El TI clasifica la percepción de corrupción, en orden descendente de diez puntos que es el ideal (excelente), cuando la corrupción es escasa o nula, hasta cero, que representa la más absoluta corrupción. Nicaragua tuvo un descenso al pasar de 2.7 en el año 2004 a 2.6 en 2005.
En Nicaragua se hicieron siete encuestas: tres realizó el Foro Económico Mundial entre empresarios de alto nivel en compañías nacionales e internacionales; y las otras fueron efectuadas por el Banco Mundial (BM), Unidad de Investigación del Economist, Universidad de Columbia y Centro Mundial de Investigación de Mercado (ejecutivos, expertos mundiales, analistas y periodistas estadounidenses).
Ética y Transparencia, capítulo nicaragüense de Ética Internacional, destaca un retroceso a niveles del año 2003, que era de 2.6 a pesar de la lucha contra la corrupción del gobierno de Enrique Bolaños.
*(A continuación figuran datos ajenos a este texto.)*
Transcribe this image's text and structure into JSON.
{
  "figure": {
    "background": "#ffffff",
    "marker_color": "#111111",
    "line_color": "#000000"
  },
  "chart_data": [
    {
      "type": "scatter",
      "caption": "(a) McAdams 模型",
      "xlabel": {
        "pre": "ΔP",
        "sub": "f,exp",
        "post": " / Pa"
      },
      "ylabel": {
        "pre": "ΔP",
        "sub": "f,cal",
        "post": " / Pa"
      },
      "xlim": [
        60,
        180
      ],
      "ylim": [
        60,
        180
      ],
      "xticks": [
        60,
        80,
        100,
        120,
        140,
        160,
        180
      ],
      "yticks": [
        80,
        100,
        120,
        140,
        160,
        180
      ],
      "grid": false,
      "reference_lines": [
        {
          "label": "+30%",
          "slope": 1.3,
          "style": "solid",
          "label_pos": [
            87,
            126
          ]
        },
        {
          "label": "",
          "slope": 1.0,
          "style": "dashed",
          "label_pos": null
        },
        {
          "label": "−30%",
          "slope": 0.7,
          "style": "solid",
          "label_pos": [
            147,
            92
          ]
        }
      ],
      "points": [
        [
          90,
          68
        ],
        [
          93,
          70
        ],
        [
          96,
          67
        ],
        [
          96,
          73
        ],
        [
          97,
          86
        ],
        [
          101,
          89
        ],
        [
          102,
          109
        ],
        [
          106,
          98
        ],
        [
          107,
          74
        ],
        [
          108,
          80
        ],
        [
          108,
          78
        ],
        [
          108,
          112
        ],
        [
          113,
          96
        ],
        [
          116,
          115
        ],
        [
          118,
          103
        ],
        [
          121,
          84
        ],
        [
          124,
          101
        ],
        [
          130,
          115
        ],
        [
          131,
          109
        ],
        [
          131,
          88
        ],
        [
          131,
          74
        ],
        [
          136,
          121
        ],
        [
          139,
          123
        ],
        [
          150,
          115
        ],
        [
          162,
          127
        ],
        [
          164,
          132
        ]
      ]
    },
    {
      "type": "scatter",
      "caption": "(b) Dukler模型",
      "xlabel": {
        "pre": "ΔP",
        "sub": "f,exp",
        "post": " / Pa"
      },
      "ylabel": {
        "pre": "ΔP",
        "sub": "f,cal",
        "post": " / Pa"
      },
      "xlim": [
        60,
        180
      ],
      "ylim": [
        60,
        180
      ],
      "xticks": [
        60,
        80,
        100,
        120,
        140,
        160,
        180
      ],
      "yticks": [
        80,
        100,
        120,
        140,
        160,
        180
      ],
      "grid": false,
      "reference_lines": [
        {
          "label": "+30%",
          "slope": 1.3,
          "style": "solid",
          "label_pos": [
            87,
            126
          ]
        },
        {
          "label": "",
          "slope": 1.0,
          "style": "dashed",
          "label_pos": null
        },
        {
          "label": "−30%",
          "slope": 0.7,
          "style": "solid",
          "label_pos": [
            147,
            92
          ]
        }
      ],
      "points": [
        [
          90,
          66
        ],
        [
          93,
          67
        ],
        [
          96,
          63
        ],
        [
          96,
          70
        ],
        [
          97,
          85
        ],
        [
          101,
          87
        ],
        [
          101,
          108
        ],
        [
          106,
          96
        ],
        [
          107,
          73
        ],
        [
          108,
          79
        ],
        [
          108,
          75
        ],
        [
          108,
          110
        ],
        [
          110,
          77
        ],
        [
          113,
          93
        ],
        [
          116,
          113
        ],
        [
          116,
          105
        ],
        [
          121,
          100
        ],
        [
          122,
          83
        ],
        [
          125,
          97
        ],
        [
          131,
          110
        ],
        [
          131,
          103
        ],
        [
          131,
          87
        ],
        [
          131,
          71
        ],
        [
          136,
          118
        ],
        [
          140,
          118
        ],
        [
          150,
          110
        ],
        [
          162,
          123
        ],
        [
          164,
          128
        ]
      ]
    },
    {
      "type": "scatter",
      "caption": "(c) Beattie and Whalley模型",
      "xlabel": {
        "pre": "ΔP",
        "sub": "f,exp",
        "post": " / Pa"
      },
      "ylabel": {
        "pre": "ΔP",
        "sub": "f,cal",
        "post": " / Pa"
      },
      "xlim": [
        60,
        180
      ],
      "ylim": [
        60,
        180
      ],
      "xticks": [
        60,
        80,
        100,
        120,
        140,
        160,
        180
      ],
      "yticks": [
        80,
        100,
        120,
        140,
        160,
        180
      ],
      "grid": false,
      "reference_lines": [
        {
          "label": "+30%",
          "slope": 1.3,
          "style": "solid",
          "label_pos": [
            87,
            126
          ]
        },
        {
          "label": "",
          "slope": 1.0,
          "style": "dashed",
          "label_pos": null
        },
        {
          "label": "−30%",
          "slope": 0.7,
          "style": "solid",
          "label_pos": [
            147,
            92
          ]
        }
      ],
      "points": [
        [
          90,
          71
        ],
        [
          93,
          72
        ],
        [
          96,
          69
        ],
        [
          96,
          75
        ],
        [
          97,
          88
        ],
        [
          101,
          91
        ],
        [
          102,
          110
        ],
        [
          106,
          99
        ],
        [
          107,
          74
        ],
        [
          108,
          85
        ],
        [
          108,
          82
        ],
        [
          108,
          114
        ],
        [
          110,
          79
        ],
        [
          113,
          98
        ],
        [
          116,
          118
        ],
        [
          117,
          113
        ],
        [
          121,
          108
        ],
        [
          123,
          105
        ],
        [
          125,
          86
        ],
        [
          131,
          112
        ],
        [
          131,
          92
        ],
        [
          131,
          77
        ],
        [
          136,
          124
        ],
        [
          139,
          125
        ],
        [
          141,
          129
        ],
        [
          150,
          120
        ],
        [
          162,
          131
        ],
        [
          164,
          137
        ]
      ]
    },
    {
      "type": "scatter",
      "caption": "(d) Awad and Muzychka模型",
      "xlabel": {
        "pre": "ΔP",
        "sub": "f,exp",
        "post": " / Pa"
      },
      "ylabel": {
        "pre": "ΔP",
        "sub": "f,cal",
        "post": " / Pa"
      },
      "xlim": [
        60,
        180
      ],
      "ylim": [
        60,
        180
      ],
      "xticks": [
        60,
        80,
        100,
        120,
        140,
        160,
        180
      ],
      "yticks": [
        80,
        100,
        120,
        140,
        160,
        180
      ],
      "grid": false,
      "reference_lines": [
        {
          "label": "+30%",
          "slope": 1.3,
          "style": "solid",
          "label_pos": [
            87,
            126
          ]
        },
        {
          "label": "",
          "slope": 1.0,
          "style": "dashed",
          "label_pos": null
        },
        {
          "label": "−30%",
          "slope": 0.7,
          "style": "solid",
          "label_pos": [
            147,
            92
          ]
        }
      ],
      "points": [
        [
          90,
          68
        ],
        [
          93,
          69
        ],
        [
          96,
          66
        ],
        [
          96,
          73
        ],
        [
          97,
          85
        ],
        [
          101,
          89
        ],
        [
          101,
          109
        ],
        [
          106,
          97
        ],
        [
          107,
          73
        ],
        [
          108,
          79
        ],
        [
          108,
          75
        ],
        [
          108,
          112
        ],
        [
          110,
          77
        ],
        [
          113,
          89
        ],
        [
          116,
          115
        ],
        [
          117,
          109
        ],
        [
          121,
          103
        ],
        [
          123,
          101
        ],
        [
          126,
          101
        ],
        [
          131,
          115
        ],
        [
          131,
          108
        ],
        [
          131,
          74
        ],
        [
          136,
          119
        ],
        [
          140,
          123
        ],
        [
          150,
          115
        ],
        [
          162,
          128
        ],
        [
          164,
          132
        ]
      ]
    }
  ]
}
“Aparte de los sonados casos judiciales que involucran a sindicados de corrupción en la administración pública, casos en su mayoría aún sin resolver y con enormes altibajos, opacas negociaciones e incertidumbre sobre su desarrollo y conclusión. No existen elementos mayores de cambios sistémicos”, detalla el informe de Ética y Transparencia.
Control ciudadano
“Tampoco hay mayor evidencia en el último año, de mejoras tangibles y sostenibles en independencia de Poderes, desempeño de la justicia, institucionalidad y transparencia electoral, por sólo mencionar algunas de las deficiencias ampliamente señaladas como claves de la corrupción desde hace mucho tiempo”, agrega.
Señalan que es fácil constatar que en estos dos años, las situaciones antes señaladas permanecen estancadas o se han deteriorado, y pusieron como ejemplo, que en los casos judiciales de alto nivel se observa de manera clara, la incapacidad o negligencia del Estado para procesar judicialmente, como se debe, prevaleciendo la negociación política, dejando una marcada sensación de impunidad.
Por otro lado, señalan que en una veintena de casos que involucran a ministros o magistrados de la anterior administración, que son investigados por los órganos de control, ninguno ha sido llevado a juicio, prevaleciendo la impunidad a través de resoluciones de la Contraloría General de la República (CGR) o la inmunidad parlamentaria.
A criterio de Ética y Transparencia, para combatir eficazmente la corrupción, debe incrementarse la demanda ciudadana por una mayor transparencia, haciendo uso de los instrumentos a su disposición, como las elecciones y el seguimiento a los presupuestos públicos.
Se debe exigir, que el actual y futuro gobierno, prioricen el debido cumplimiento de las metas del milenio, en particular lo que respecta a la educación, ya que el compromiso de cualquier político contra la corrupción debe ser medido y exigido por su apoyo en esa materia, garantizar la independencia y equilibrio entre los Poderes del Estado, y la capacidad de los órganos de control.